Florence Arthaud, la victoire au féminin
La mésaventure de Bistoque est éclipsée dans les mémoires par l'exploit de Florence Arthaud. À 33 ans, la navigatrice devient sur cette même édition la première femme à remporter la mythique transat. Minerve au cou, contre les avis médical, elle s'élance à l'assaut de l'Atlantique. Le quatrième jour, elle prend la tête de la course et livre bataille avec Philippe Poupon et Mike Birch. Privée de radio, de météo, de routeur et même de pilote automatique, Florence Arthaud navigue à l'ancienne, destination Guadeloupe. Pas question d'abandonner, même lorsqu'elle se retrouve de nouveau en difficulté physique, victime d'une hémorragie. Florence Arthaud navigue au ralenti, 20h sur 24h... mais reste en tête. Son trimaran doré franchit la ligne d'arrivée le 18 novembre 1990, après 14 jours, 10 heures et 10 minutes de traversée. "J'en avais dans les tripes", prend-elle l'habitude de raconter. Disparue brutalement en 2015, sa mémoire est aujourd'hui perpétuée par son ancien rival, Philippe Poupon. Le 6 novembre prochain, il prendra le départ à bord du bateau avec lequel Florence Arthaud devint pour toujours la reine de la Route du Rhum.
Laurent Bourgnon, double vainqueur
Dans les années 1990, la course au large adopte le GPS et de nouvelles technologies, aujourd'hui indispensables.

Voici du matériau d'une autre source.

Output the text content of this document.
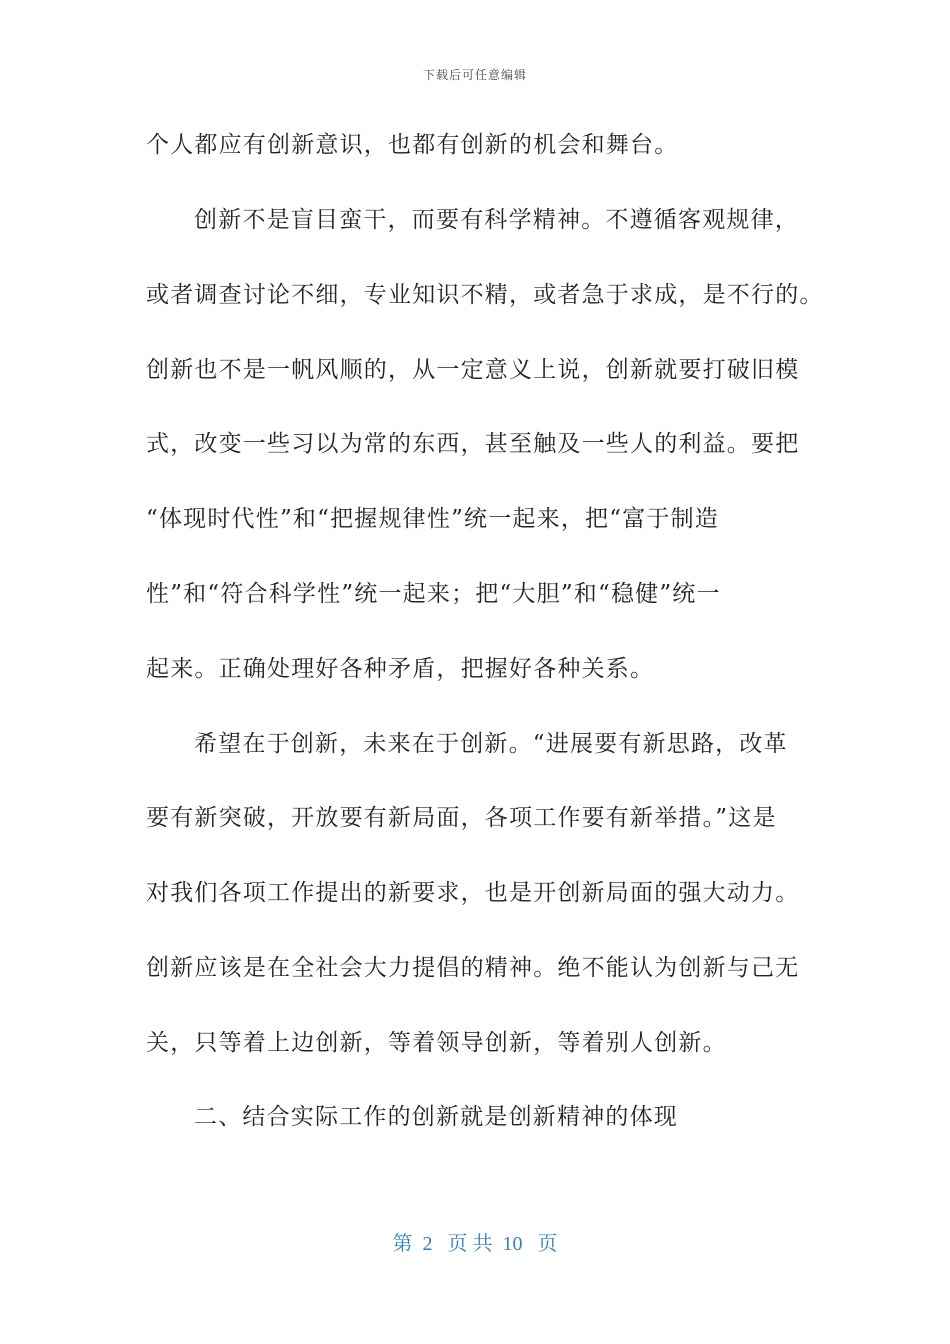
下载后可任意编辑
个人都应有创新意识，也都有创新的机会和舞台。
创新不是盲目蛮干，而要有科学精神。不遵循客观规律，
或者调查讨论不细，专业知识不精，或者急于求成，是不行的。
创新也不是一帆风顺的，从一定意义上说，创新就要打破旧模
式，改变一些习以为常的东西，甚至触及一些人的利益。要把
“体现时代性”和“把握规律性”统一起来，把“富于制造
性”和“符合科学性”统一起来；把“大胆”和“稳健”统一
起来。正确处理好各种矛盾，把握好各种关系。
希望在于创新，未来在于创新。“进展要有新思路，改革
要有新突破，开放要有新局面，各项工作要有新举措。”这是
对我们各项工作提出的新要求，也是开创新局面的强大动力。
创新应该是在全社会大力提倡的精神。绝不能认为创新与己无
关，只等着上边创新，等着领导创新，等着别人创新。
二、结合实际工作的创新就是创新精神的体现
第  2   页 共  10   页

Mais les machines ne font pas tout et il faut encore une bonne dose de génie pour affronter l'océan. Laurent Bourgnon n'en manque pas. Ce surdoué de la mer, capable de passer d'un trimaran dernier cri à un vieux navire, multiplie - et réussit - les paris fous depuis plusieurs années. Alors en 1994, la victoire du "petit prince de la course au large" en 14 jours, 6 heures et 28 minutes, n'est que la suite logique d'un parcours brillant. Quatre ans plus tard, en 1998, Laurent Bourgnon remet son titre en jeu. Pari réussi, encore, au bout de 12 jours, 8 heures, et 41 minutes de course contre des multicoques toujours plus désireux de victoire. Disparu lors d'un accident de plongée en Polynésie en 2015, où il s'était installé, Laurent Bourgnon est à ce jour le seul skipper à avoir remporté par deux fois la légendaire Route du Rhum.
Francis Joyon, l'homme à battre
Aujourd'hui, les regards se portent sur Francis Joyon qui tentera sur cette 12e édition d'égaler Laurent Bourgnon. Détenteur actuel du record de la Route du rhum, dernier vainqueur en date, il aura deux objectifs pour sa huitième participation : faire la traversée en moins de 7 jours, 14 heures et 21 minutes... et tenter de devenir le second navigateur à avoir à son palmarès deux premières places à la Route du Rhum.